You should always go into a patent program with a clear objective in mind.  In some cases, the costs and hurdles of patent protection outweigh the benefits.

For example, if your invention relates to a method of manufacture that cannot be discerned from the final product, you may wish to keep the invention as a trade secret rather than disclose the invention and limit your ability to maintain a competitive edge to the 20-year patent term, bearing in mind that as soon as a trade secret is used, the likelihood that the secret will be leaked increases exponentially.

If your invention can be easily discerned from the final product and easily replicated, such as a novelty item or produce, the exclusive rights obtained by a patent may be of questionable value given the extremely high costs of litigation to enforce them, especially if the infringers can pop up and disappear overnight.
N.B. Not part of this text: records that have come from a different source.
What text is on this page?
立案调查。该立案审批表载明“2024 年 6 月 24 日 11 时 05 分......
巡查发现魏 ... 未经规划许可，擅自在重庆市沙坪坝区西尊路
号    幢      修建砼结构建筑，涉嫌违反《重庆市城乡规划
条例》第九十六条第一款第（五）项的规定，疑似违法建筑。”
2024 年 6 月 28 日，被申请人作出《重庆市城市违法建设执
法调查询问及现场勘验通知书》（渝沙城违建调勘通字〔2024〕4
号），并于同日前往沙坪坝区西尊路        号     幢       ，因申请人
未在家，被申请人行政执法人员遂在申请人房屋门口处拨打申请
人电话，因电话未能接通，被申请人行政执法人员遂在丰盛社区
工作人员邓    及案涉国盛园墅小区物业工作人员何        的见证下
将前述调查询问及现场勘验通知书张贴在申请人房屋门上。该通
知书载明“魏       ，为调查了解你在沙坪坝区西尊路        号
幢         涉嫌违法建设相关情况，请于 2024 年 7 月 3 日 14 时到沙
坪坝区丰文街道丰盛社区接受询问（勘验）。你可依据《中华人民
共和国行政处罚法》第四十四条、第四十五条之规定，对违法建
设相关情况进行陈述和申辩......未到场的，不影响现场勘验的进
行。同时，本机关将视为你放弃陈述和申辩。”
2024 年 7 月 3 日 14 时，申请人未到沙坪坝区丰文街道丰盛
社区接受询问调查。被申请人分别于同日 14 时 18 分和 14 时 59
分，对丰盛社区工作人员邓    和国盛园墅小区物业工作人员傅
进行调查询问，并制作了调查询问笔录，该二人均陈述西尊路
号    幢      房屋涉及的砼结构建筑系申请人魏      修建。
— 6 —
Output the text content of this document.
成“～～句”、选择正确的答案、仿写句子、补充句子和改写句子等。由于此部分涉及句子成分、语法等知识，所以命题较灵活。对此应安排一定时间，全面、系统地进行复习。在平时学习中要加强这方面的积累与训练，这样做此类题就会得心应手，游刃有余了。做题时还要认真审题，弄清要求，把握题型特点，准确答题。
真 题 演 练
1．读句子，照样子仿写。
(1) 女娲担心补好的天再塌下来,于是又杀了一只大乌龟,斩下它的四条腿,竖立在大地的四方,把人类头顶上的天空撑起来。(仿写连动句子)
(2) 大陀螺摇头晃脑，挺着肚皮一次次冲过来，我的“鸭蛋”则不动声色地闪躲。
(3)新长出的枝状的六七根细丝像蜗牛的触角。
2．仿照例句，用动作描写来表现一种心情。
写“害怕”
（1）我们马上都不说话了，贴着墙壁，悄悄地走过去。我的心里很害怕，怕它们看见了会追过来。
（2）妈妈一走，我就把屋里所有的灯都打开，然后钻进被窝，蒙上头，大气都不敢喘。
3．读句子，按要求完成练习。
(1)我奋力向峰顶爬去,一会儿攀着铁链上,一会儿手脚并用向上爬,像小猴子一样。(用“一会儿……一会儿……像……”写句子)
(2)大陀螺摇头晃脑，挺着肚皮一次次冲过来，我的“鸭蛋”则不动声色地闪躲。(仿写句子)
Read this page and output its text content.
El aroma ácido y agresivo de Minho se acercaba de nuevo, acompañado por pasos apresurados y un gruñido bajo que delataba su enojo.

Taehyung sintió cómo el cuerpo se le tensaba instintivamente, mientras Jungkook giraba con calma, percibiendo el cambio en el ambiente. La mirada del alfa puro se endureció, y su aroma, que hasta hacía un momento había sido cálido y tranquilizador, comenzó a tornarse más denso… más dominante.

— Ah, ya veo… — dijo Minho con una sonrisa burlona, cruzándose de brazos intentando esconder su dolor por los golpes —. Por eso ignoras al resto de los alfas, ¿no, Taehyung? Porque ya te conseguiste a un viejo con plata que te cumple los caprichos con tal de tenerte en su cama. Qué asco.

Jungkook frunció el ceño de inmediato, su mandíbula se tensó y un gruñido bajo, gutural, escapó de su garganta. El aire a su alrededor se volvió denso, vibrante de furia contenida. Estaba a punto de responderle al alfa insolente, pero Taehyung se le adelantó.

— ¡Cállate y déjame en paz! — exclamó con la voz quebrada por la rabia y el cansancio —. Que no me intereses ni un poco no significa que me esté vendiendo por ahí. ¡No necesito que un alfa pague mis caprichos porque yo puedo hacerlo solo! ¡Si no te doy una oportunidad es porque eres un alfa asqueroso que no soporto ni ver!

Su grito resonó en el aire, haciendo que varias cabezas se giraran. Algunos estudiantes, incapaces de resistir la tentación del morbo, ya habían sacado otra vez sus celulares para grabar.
It may be more useful to take the funds that would otherwise be spent on patent filings to develop a competitive advantage based on marketing or other factors.

Clearly, if there is lots of prior art around, the scope of monopoly that you might be able to obtain may be very narrow, with the result that a competitor may be able to come pretty close to your invention without infringing your patent. You can sometimes get an estimate of how broad the claims of your patent may be by retaining a patent agent to conduct a patent search and opinion. This may help you decide whether or not to invest in the costs associated with drafting and filing a patent application.